I like taking photos. Not just for me, but for posterity. I like looking at old photos and seeing what places looked like in the past so I like to record some of the future’s past while it’s present, especially the mundane, gritty, or otherwise unremarkable. I love finding a perfect composition, capturing some incredible light and just plain freezing shit. I like looking through my photos and remembering random places and events. I also like having all of this media at my fingertips for future projects. But that begs the ubiquitous question, with all this snapping, what am I missing?

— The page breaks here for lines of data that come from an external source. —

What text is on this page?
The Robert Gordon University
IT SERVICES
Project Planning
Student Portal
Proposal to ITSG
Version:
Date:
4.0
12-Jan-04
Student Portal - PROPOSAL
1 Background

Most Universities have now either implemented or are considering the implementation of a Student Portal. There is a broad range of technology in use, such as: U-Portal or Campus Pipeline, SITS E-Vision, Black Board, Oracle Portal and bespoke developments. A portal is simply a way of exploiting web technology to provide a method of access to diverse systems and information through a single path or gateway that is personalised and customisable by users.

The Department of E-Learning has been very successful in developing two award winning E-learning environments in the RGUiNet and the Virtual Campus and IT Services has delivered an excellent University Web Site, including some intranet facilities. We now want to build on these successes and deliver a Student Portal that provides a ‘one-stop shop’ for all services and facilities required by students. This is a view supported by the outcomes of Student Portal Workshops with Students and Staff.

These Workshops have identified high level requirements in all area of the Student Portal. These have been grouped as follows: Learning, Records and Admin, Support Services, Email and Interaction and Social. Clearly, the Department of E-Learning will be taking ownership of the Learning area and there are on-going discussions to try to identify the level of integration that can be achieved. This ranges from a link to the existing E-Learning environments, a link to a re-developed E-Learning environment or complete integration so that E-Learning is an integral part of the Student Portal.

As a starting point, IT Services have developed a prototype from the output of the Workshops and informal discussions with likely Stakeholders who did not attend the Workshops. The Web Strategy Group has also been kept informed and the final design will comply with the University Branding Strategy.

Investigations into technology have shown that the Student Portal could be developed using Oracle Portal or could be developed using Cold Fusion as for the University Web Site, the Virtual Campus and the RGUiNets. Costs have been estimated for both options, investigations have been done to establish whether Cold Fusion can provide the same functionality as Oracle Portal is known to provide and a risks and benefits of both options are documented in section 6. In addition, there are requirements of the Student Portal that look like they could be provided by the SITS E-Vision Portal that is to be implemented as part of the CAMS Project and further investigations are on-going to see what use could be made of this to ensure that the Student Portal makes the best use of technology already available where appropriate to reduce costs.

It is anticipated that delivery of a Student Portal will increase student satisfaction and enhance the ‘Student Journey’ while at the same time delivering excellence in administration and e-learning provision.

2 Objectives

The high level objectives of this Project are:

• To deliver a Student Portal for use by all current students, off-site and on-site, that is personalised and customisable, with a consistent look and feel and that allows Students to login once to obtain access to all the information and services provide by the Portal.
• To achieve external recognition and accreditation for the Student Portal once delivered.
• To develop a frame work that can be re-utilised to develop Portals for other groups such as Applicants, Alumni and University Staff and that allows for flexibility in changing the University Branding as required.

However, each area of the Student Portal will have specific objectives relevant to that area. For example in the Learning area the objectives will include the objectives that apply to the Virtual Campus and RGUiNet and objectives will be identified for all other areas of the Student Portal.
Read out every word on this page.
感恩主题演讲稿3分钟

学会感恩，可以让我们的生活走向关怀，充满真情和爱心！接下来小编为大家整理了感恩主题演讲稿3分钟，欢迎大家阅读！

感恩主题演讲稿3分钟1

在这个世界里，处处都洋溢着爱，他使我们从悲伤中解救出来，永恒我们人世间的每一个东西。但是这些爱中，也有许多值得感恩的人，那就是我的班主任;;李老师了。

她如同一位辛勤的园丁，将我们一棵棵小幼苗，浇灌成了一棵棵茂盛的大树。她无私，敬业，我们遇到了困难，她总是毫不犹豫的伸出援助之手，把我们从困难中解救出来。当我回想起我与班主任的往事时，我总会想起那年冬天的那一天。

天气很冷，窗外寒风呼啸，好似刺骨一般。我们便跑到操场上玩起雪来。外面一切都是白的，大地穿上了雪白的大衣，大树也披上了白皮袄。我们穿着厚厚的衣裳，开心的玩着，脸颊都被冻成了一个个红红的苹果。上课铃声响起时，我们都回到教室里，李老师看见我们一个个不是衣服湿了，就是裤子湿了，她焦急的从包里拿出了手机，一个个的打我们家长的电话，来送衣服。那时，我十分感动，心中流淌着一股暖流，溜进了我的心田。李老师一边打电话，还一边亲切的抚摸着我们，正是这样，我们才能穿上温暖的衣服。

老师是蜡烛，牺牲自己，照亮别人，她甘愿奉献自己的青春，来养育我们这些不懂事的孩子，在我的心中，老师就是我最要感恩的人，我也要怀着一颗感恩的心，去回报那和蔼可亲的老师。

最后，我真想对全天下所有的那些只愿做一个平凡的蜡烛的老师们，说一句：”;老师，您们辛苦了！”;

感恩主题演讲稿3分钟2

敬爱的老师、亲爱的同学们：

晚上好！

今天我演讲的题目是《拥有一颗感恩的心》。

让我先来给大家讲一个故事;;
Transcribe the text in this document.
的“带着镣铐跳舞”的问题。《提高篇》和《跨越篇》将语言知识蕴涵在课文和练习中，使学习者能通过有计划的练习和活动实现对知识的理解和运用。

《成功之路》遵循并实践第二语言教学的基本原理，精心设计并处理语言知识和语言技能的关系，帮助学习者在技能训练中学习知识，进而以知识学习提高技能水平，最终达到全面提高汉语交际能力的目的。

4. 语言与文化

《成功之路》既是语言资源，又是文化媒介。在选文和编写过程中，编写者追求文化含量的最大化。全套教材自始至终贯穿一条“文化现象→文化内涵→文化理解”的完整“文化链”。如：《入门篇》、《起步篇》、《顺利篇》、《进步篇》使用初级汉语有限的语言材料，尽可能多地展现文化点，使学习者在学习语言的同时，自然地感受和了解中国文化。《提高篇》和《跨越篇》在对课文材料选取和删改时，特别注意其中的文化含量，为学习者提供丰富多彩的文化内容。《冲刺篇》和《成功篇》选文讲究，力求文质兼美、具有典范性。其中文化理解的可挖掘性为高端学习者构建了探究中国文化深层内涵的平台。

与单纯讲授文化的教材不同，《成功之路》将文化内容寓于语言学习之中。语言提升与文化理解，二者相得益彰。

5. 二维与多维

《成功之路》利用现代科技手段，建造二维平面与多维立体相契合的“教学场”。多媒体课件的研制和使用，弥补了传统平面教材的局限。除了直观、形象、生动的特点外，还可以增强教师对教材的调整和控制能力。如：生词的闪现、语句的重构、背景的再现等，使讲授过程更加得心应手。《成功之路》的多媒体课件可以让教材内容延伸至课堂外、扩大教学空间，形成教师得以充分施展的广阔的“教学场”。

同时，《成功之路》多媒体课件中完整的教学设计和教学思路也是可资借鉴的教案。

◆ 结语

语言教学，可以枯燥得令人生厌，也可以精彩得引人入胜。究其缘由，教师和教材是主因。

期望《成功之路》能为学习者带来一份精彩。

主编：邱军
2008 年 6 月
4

Brandy took on the heroic task of going through our vast stockpile of poorly organized photos from five years of trips. While watching her going through our Puerto Rico trip, I realized with a start that we had many incredible moments of pure beauty, opportunities for meditative silence, but I could not recall one moment where we simply sat and received it. Yes, we did have plenty of relaxation moments, but all of those incredible sunsets and sunrises and crashing waves were accompanied by dozens of clicks trying to capture the light and the splash in the right way. I am always very conscious to live what I’m photographing and get a lot of enjoyment from it, but there is a big difference between appreciating the beauty of a sunset between clicks, and sitting down and allowing it to wash over your full attention as the sun traces its descent behind the sea. You are a part of it. It captures your soul.
Our goal going forward must be to take fewer, better photos. Random clicking does nothing for anybody, especially the poor sap who has to go through them at the end of the day. Finding the great shot will help us grow our photography from random chance to purposeful composure. Taking that shot and putting the camera away will allow us to become part of the scene and live in the now of it.